Who: Famous Artists Broadway Theater Series Broadway in Syracuse
Where: The Landmark Theatre
When: Dec. 1-6
When looking at life through the eyes of a child, the bullies are meaner, school is a never-ending prison, and being an adult with the freedoms that come with it, is the best privilege in the world. “Matilda the Musical” looks at life through these youthful eyes in the highly entertaining First National Tour that is currently playing at the Landmark Theatre.
Presented as a part of the Famous Artists Broadway Theatre Series’ Broadway in Syracuse, “Matilda” is based on the novel of the same name by Roald Dahl. The musical features a clever book by Dennis Kelly and music and lyrics by Tim Minchin that are upbeat, yet twisted in a wonderful Dahl-like way.
“Matilda” tells the story of a young girl, Matilda Wormwood (played by Mabel Tyler at the Dec. 2 performance), whose parents resent her love of reading and prefer she watch television. Matilda finds an ally at her school in Miss Honey (Natalie Wisdom); however, Miss Honey is also battling a bully of her own in the form of a children-hating hammer-throwing champion: Miss Trunchbull. Matilda takes matters into her own hands by using a knowledge beyond her years, as well as the ability to move objects with her mind, in order to stick up for what she believes is right.
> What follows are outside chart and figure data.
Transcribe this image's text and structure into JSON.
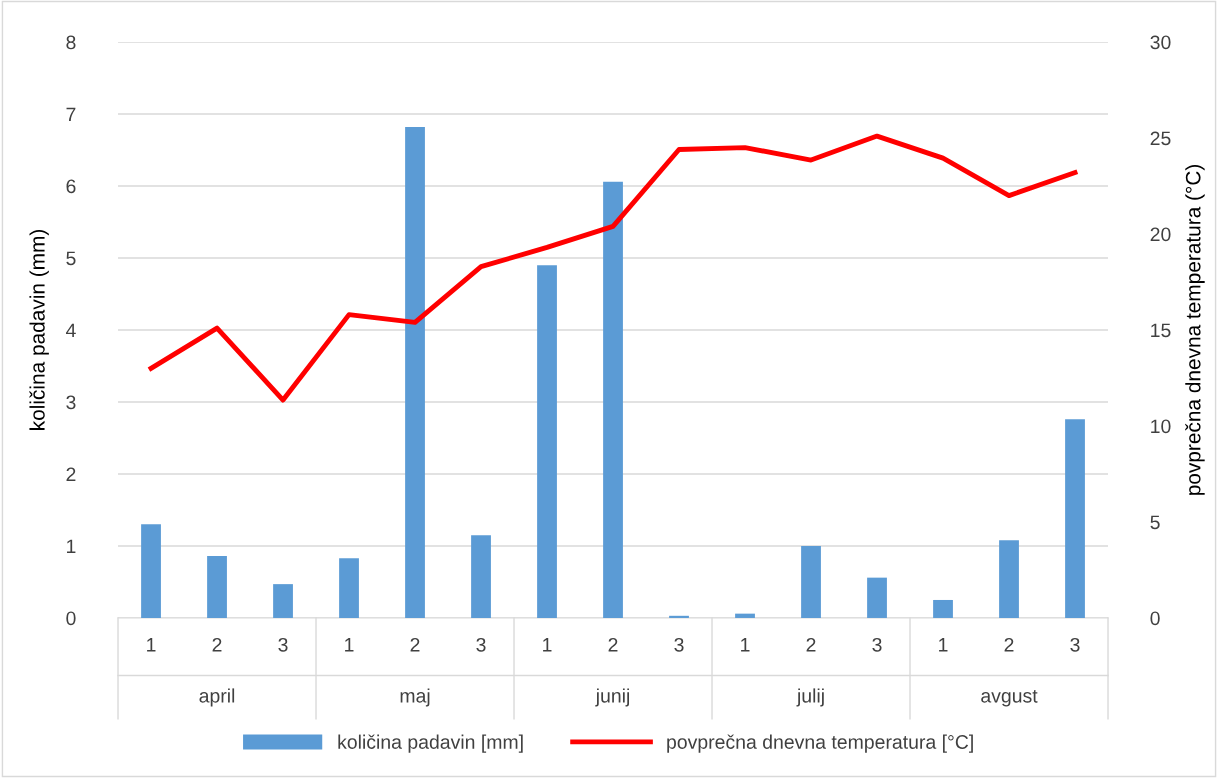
{
  "chart_data": {
    "type": "bar",
    "categories": [
      "1",
      "2",
      "3",
      "1",
      "2",
      "3",
      "1",
      "2",
      "3",
      "1",
      "2",
      "3",
      "1",
      "2",
      "3"
    ],
    "series": [
      {
        "name": "količina padavin [mm]",
        "color": "#5b9bd5",
        "values": [
          1.3,
          0.86,
          0.47,
          0.83,
          6.82,
          1.15,
          4.9,
          6.06,
          0.03,
          0.06,
          1.0,
          0.56,
          0.25,
          1.08,
          2.76
        ]
      },
      {
        "name": "povprečna dnevna temperatura [°C]",
        "type": "line",
        "axis": "y2",
        "color": "#ff0000",
        "values": [
          13.0,
          15.1,
          11.35,
          15.8,
          15.4,
          18.3,
          19.3,
          20.4,
          24.4,
          24.5,
          23.85,
          25.1,
          23.95,
          22.0,
          23.2
        ]
      }
    ],
    "ylabel": "količina padavin (mm)",
    "y2label": "povprečna dnevna temperatura (°C)",
    "ylim": [
      0,
      8
    ],
    "yticks": [
      0,
      1,
      2,
      3,
      4,
      5,
      6,
      7,
      8
    ],
    "y2lim": [
      0,
      30
    ],
    "y2ticks": [
      0,
      5,
      10,
      15,
      20,
      25,
      30
    ],
    "annotations": [
      "april",
      "maj",
      "junij",
      "julij",
      "avgust"
    ],
    "grid": "y",
    "legend": "bottom",
    "marker": "none",
    "line_style": "solid"
  }
}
Similarly to Dahl’s books — which always included twisted worlds in which the adults were bad (some ate children) and kids were the heroes — everything in the musical was fantastically off-kilter. The costume and set design by Rob Howell features disproportional shapes and garish colors, a highlight being Mr. Wormwood’s plaid neon-green suit. The stage proscenium is lined with scrabble-like tiles, which are included within the scenic design as well, creating a dream-like literary world.
Two of the most delightfully cruel characters are Mr. and Mrs. Wormwood, played by Quinn Mattefeld and Cassie Silva respectively. Both parents portray the mixed priorities of their characters with high energy and perfect comedic timing. Another standout is Ryness, who stopped scenes as the terrifying Miss Trunchbull. Ryness’ appearance alone, including a distinct mole and highly disproportional bosom, is cartoon-like in a way one might recall a memory of their scariest teacher twenty years after kindergarten.
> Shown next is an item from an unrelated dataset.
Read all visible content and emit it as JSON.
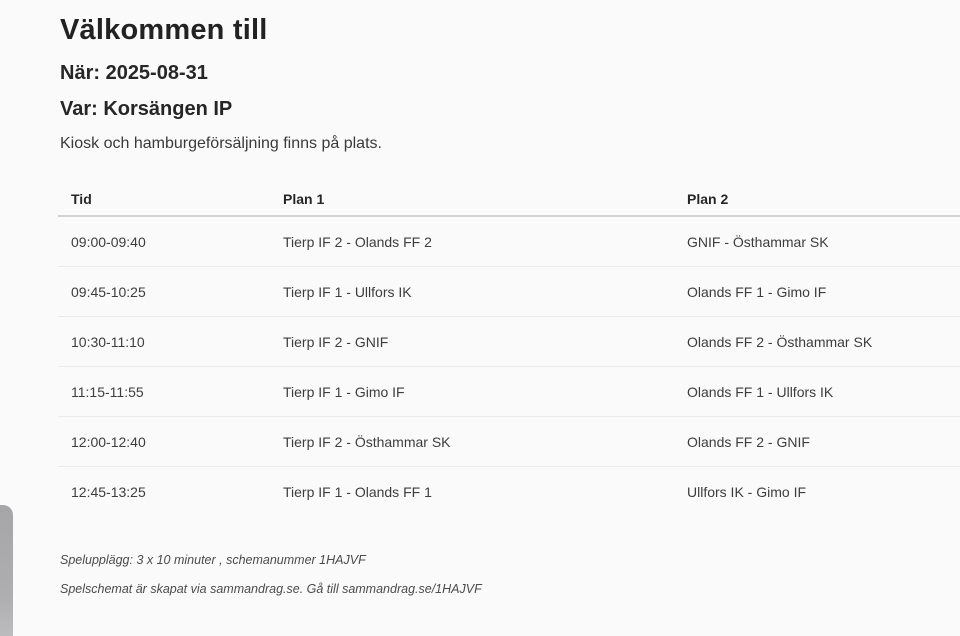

Despite the play’s many antagonists, at the heart of “Matilda” is the value of children and how important it is that they are loved and supported by their elders. This is emphasized in a poignant line in the opening scene: “every life is unbelievably unlikely.”
The value of youth is seen in the highly energetic cast, which features nine kid leads. All children dedicate 100 percent of their energy and focus to the performance, singing and dancing just as well as the adults beside them. They are led by the fully capable Tyler, who carries the show as if she is a seasoned adult.
Luckily, there were plenty of children enjoying their contemporaries onstage at the Landmark. By viewing the world through the eyes of children, “Matilda” proves the importance of valuing our youth not only in society, but in the theatre as well.